Student Achievement

Prepare students to create the future they want for themselves.

Allen Smith on the Issues - Student Achievement

Education tailored to fit each child

Helping students reach their fullest potential means providing them an education that meets their diverse needs and fits their individual learning styles. Relying on antiquated, one-size-fits-all models of success does a disservice to students whose creativity, critical thinking, or entrepreneurship could flourish with the right combination of instruction and engagement. I believe the personal plan of progress outlined in the CMS strategic plan for 2018 is a step in the right direction, but we should reposition it as a centerpiece that highlights a child’s achievements and helps guide the decisions they make on their journey as lifetime learners.

Real-world preparation

Upon graduation, most students will take one of four paths: college, trade school, military, or workforce. Ensuring CMS students are able to excel in college is a noble goal, and one that is necessary, but it only serves a portion of our students.
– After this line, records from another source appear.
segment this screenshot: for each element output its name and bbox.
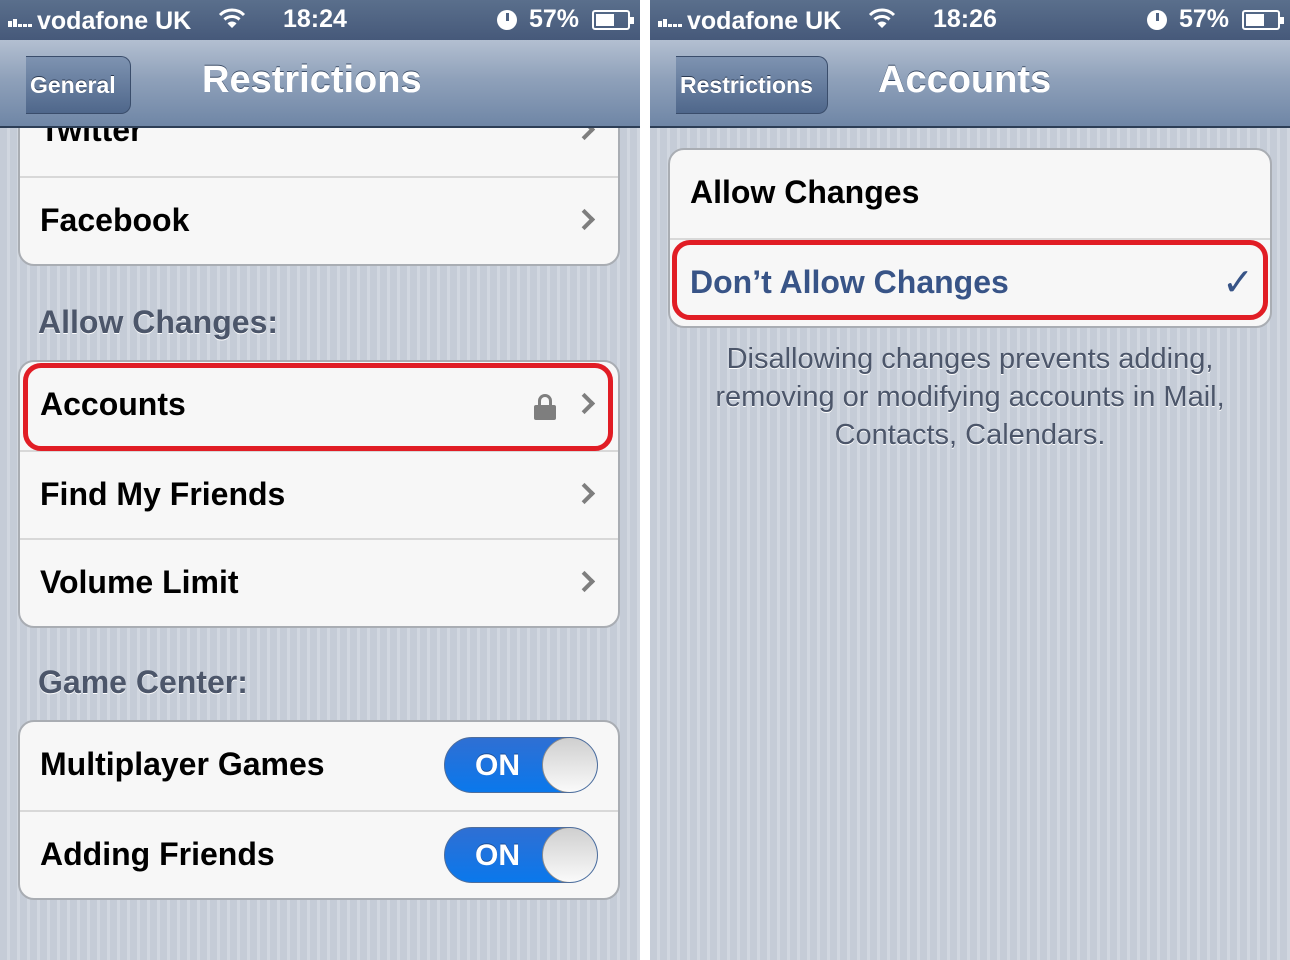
chevron-right-icon	[573, 570, 596, 593]
status-time: 18:24	[283, 5, 347, 33]
restrictions-screen: Twitter Facebook Allow Changes: Accounts…	[0, 0, 640, 960]
wifi-icon	[218, 7, 246, 36]
battery-percent: 57%	[1179, 5, 1230, 33]
accounts-row[interactable]: Accounts	[20, 362, 618, 450]
find-my-friends-row[interactable]: Find My Friends	[20, 450, 618, 538]
battery-icon	[1242, 10, 1284, 30]
option-label: Don’t Allow Changes	[690, 264, 1009, 300]
multiplayer-games-row: Multiplayer Games ON	[20, 722, 618, 810]
accounts-options-group: Allow Changes Don’t Allow Changes ✓	[668, 148, 1272, 328]
row-label: Adding Friends	[40, 836, 275, 872]
footer-description: Disallowing changes prevents adding, rem…	[715, 343, 1225, 451]
allow-changes-option[interactable]: Allow Changes	[670, 150, 1270, 238]
toggle-state: ON	[475, 839, 520, 872]
option-label: Allow Changes	[690, 174, 920, 210]
back-button-restrictions[interactable]: Restrictions	[676, 56, 828, 114]
battery-percent: 57%	[529, 5, 580, 33]
accounts-screen: Allow Changes Don’t Allow Changes ✓ Disa…	[650, 0, 1290, 960]
row-label: Find My Friends	[40, 476, 286, 512]
divider	[640, 0, 650, 960]
carrier-name: vodafone UK	[37, 7, 192, 35]
signal-icon	[658, 5, 683, 34]
facebook-row[interactable]: Facebook	[20, 176, 618, 264]
nav-bar: Restrictions Accounts	[650, 40, 1290, 128]
back-button-label: Restrictions	[680, 72, 813, 98]
toggle-knob	[542, 738, 597, 792]
nav-bar: General Restrictions	[0, 40, 640, 128]
lock-icon	[534, 394, 556, 420]
toggle-knob	[542, 828, 597, 882]
adding-friends-row: Adding Friends ON	[20, 810, 618, 898]
dont-allow-changes-option[interactable]: Don’t Allow Changes ✓	[670, 238, 1270, 326]
status-bar: vodafone UK 18:24 57%	[0, 0, 640, 40]
game-center-group: Multiplayer Games ON Adding Friends ON	[18, 720, 620, 900]
alarm-clock-icon	[1147, 10, 1167, 30]
page-title: Restrictions	[202, 59, 422, 101]
chevron-right-icon	[573, 482, 596, 505]
status-time: 18:26	[933, 5, 997, 33]
alarm-clock-icon	[497, 10, 517, 30]
row-label: Volume Limit	[40, 564, 239, 600]
row-label: Facebook	[40, 202, 190, 238]
status-bar: vodafone UK 18:26 57%	[650, 0, 1290, 40]
row-label: Accounts	[40, 386, 186, 422]
battery-icon	[592, 10, 634, 30]
carrier-name: vodafone UK	[687, 7, 842, 35]
chevron-right-icon	[573, 208, 596, 231]
allow-changes-group: Accounts Find My Friends Volume Limit	[18, 360, 620, 628]
page-title: Accounts	[878, 59, 1052, 101]
chevron-right-icon	[573, 392, 596, 415]
carrier: vodafone UK	[8, 5, 191, 36]
signal-icon	[8, 5, 33, 34]
section-header-allow-changes: Allow Changes:	[38, 304, 279, 340]
row-label: Multiplayer Games	[40, 746, 325, 782]
multiplayer-games-toggle[interactable]: ON	[444, 737, 598, 793]
back-button-label: General	[30, 72, 116, 98]
section-header-game-center: Game Center:	[38, 664, 248, 700]
back-button-general[interactable]: General	[26, 56, 131, 114]
adding-friends-toggle[interactable]: ON	[444, 827, 598, 883]
wifi-icon	[868, 7, 896, 36]
volume-limit-row[interactable]: Volume Limit	[20, 538, 618, 626]
checkmark-icon: ✓	[1222, 262, 1254, 304]
toggle-state: ON	[475, 749, 520, 782]
carrier: vodafone UK	[658, 5, 841, 36]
I believe in refocusing our efforts to prepare all students with a practical set of skills that will help them make sound financial choices and informed decisions when choosing their path after high school. If we teach students how to learn, collaborate, and work hard, they will succeed anywhere.

Growth before benchmarks

Balancing the benefits of individualized education with our commitment to statewide and national standards of proficiency is a formidable task. Students experience successes and challenges at different intervals, but skills and knowledge are the tools students accumulate and rely on to surmount bigger challenges and taste even bigger successes. I believe we need to put a greater emphasis on intellectual growth rather than the benchmarks we use as indicators of performance. By encouraging an atmosphere of inquiry and growth, we create an emotionally safe environment where students will welcome mistakes and seek out the skills and knowledge necessary to solve problems as they encounter them — instead of just learning them for a standardized test.